Mid-morning on the 11th, political science major Michael Sulmeyer was in Washington, D.C.’s Dupont Circle, listening to former Clinton administration policy adviser Dennis Ross deliver a speech about problems such as suicide bombings in the Middle East. But when the question-and-answer session was supposed to begin, Sulmeyer recalls, the program sponsor got up and announced, “The Pentagon is burning, the twin towers were hit, and we’re evacuating.” In “utter shock and confusion,” Sulmeyer hastily retreated to his hotel a couple of blocks away. Sulmeyer was one of nine seniors in the nation’s capital as part of Stanford’s Honors College in international security studies. The group had already visited the State Department and was scheduled to tour the Pentagon on September 13. That visit was cancelled; but on September 12, the students did meet with officials at RAND, a think tank in Pentagon City. “You didn’t need to be reminded on that day why it was important to study international security,” says Scott Sagan, professor of political science and co-director of Stanford’s Center for International Security and Cooperation, “but to see a group conducting research provided further inspiration for the students.”
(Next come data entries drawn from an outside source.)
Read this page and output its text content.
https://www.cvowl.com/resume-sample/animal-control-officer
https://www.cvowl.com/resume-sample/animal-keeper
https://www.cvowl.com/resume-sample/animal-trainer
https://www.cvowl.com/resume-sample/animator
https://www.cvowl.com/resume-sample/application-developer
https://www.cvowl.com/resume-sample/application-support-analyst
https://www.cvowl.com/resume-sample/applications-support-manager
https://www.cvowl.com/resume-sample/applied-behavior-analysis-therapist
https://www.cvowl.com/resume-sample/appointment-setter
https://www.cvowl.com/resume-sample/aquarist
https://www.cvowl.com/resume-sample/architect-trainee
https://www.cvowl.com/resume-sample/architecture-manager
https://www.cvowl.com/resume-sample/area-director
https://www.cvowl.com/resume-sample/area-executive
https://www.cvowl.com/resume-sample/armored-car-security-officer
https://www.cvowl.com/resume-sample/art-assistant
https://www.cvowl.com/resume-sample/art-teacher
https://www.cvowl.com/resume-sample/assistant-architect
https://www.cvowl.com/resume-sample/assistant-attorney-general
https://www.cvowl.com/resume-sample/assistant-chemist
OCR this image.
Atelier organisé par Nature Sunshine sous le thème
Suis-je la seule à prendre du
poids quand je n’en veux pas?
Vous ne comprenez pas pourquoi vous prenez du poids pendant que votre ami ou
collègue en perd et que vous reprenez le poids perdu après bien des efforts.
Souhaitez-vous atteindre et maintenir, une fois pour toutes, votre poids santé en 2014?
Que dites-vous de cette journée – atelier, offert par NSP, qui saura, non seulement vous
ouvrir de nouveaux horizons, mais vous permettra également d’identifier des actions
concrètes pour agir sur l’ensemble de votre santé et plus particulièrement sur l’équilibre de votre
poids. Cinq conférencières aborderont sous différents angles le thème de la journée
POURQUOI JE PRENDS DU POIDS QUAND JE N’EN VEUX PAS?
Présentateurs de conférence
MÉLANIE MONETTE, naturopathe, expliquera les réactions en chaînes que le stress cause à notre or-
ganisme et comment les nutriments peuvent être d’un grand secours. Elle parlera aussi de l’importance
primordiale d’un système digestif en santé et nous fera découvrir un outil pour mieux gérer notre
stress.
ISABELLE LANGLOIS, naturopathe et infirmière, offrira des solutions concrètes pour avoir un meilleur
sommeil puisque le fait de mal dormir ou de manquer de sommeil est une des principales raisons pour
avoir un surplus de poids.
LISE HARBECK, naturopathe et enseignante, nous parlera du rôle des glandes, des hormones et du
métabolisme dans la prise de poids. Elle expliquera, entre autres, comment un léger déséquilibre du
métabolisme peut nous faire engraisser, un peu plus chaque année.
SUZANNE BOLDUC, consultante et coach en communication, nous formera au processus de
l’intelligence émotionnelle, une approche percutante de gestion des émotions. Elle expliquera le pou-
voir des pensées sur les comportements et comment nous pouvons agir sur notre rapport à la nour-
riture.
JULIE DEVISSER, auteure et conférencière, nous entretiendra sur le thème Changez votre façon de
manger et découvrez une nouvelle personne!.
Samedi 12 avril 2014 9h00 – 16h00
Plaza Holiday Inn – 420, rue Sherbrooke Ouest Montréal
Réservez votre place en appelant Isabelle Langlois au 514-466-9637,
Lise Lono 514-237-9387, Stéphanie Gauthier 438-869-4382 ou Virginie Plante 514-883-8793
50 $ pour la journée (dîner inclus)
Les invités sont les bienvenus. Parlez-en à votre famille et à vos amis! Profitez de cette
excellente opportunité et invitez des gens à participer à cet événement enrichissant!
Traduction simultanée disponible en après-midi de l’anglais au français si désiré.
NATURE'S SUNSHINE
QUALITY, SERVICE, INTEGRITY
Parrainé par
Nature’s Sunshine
Senior Christophe Larroque spent most of his final week of summer vacation stranded at a remote outpost of a Canadian maritime province. En route to Philadelphia from Paris when the attacks occurred, Larroque’s plane was diverted to a former military base in Gander, Newfoundland, population 6,000. There he joined more than 12,000 passengers from 47 airplanes redirected from their original destinations. Larroque sat on the aircraft for 18 hours as officials tried to sort out security precautions and logistical details. Eventually he was bused to a Bible camp nine miles from Gander, where he spent the next four days. Locals provided the passengers with food, moral support and as much news as they could, says Larroque—“one guy from town printed out Internet reports in both French and English and passed them around, but we didn’t have a television so we never saw any footage.” On Sunday, Larroque finally flew home. “The thing that will stay with me is the kindness extended to us by the people in Newfoundland,” Larroque says. “One of the volunteer groups prepared our evening meal—enough for 220 passengers—and drove 100 miles to deliver it. They were just amazing.”

Inderjit Chabra was awakened at 3:30 a.m. on September 17 by gunshots fired at his home in Stony Brook, N.Y. No one was hurt, and the assailant escaped, despite being chased by a Nassau County police officer who lives nearby. Chabra, ’95, is living with his parents while working toward an MD/PhD at SUNY. “We are Sikhs, and my father wears a turban and has a beard. Unfortunately, the pictures of Osama bin Laden being shown in news reports resemble Sikhs,” Chabra says. He reported the incident to the Hate Crimes Bureau and urged local government leaders to take a public stance against vigilante acts.